The company dropped its university degree requirements several years back, Rogerson says, in a bid to find talent outside the traditional tech talent pipeline who may have been discouraged by earlier job criteria.

“And we see no difference in what we’re able to ship,” she said.

“And obviously, people without university degrees do amazing things all of the time.

“There shouldn’t be those kind of barriers for entry.
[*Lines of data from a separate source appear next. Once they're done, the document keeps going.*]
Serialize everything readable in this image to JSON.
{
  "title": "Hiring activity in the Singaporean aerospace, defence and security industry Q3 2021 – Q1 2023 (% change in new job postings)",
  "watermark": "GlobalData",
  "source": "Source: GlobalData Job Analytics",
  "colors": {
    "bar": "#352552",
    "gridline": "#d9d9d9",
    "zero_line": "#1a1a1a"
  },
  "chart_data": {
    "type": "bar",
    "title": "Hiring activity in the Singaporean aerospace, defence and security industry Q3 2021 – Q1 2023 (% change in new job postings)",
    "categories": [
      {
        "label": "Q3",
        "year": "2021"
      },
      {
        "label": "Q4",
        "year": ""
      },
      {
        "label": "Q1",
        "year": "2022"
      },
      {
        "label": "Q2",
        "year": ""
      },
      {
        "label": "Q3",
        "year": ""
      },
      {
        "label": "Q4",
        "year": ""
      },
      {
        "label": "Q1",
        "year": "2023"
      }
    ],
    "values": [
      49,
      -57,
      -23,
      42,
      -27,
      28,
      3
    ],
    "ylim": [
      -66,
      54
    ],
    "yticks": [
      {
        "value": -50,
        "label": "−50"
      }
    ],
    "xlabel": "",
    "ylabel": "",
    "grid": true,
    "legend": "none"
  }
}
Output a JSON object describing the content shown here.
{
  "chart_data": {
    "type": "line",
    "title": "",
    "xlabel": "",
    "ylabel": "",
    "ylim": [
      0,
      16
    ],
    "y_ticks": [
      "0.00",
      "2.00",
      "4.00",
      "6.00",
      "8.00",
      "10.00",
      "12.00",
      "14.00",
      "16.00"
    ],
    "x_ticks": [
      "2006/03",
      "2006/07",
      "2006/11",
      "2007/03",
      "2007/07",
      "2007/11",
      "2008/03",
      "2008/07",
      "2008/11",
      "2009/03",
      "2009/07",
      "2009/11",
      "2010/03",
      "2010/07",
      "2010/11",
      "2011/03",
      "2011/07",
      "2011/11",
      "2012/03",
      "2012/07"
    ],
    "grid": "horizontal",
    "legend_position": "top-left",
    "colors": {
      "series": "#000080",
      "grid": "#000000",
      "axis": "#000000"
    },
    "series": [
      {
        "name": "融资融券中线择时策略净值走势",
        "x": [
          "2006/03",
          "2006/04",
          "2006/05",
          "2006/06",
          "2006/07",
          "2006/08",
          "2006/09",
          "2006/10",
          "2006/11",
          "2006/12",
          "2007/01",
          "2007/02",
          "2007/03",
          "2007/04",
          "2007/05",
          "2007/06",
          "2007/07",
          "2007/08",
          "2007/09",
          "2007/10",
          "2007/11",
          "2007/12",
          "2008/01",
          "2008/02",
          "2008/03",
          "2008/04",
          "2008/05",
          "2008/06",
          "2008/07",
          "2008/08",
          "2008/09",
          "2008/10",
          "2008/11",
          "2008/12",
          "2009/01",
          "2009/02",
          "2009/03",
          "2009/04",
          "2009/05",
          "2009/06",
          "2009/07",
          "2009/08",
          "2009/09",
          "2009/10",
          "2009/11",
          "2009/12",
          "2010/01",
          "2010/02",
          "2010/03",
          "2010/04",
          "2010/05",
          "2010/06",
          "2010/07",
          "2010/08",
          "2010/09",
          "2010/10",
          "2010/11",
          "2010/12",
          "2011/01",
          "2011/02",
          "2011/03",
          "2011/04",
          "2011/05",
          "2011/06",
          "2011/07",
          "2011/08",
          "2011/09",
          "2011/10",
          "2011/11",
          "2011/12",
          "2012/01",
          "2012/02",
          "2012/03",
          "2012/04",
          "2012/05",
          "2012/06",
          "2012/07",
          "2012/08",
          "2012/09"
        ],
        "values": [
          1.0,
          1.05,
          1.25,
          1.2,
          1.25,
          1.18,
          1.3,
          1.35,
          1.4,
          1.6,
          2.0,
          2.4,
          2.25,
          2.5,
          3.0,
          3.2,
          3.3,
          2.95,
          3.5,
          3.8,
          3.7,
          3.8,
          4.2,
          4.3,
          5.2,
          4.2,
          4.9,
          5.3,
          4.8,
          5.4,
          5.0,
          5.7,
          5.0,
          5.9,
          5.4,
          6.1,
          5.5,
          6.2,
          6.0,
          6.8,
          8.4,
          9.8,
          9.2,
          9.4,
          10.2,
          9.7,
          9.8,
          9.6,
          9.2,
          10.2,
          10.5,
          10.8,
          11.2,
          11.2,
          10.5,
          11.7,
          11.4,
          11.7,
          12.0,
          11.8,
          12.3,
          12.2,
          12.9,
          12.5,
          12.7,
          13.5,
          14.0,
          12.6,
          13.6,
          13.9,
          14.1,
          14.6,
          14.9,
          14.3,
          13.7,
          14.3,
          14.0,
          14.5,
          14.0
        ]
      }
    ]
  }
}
And reducing that… it’s something that we’ve actually seen enormous growth because of that, not in spite of it.”

Rogerson says the push to broaden Canva’s hiring pathways resonated with her own personal experience, having transitioned from an executive assistant, to working in leadership operations, to her head of people role within 18 months.

“It’s something I feel deeply passionate about,” she said.

“Because you have no idea if you’re not looking or open to the idea that people have incredible skills that are very open to fluidity.”

The company now encourages would-be workers to submit applications even if they’re not 100% certain they meet all the job ad criteria, Rogerson says.

Openness to a variety of candidates doesn’t mean throwing workers into roles well beyond their range; rather, it is a recognition that skills “are hidden in different pockets and different areas of just waiting to be tapped into”, she adds.

That is not to say Canva is immune to the same challenges facing the broader Australian tech sector — including market uncertainty that has deterred companies from hiring or resulted in staff layoffs.

Canva “made adjustments” to its 2022 hiring plans when market volatility set in earlier this year, Rogerson says.

The company needed to “make sure the roles that we were prioritising this year were the ones that are gonna have the biggest impact on our goals”, she adds, saying Canva “didn’t want a team of 10,000 yet”.

But if Canva does dramatically increase its headcount to meet its goals — co-founder Melanie Perkins says Canva’s total addressable market is the entire world — a company culture aided and abetted by diverse hiring decisions will keep the company top of mind for applicants, Rogerson said.

“Diversity of backgrounds, ideas, perspectives, life experiences, that’s what actually makes a really strong culture,” she said.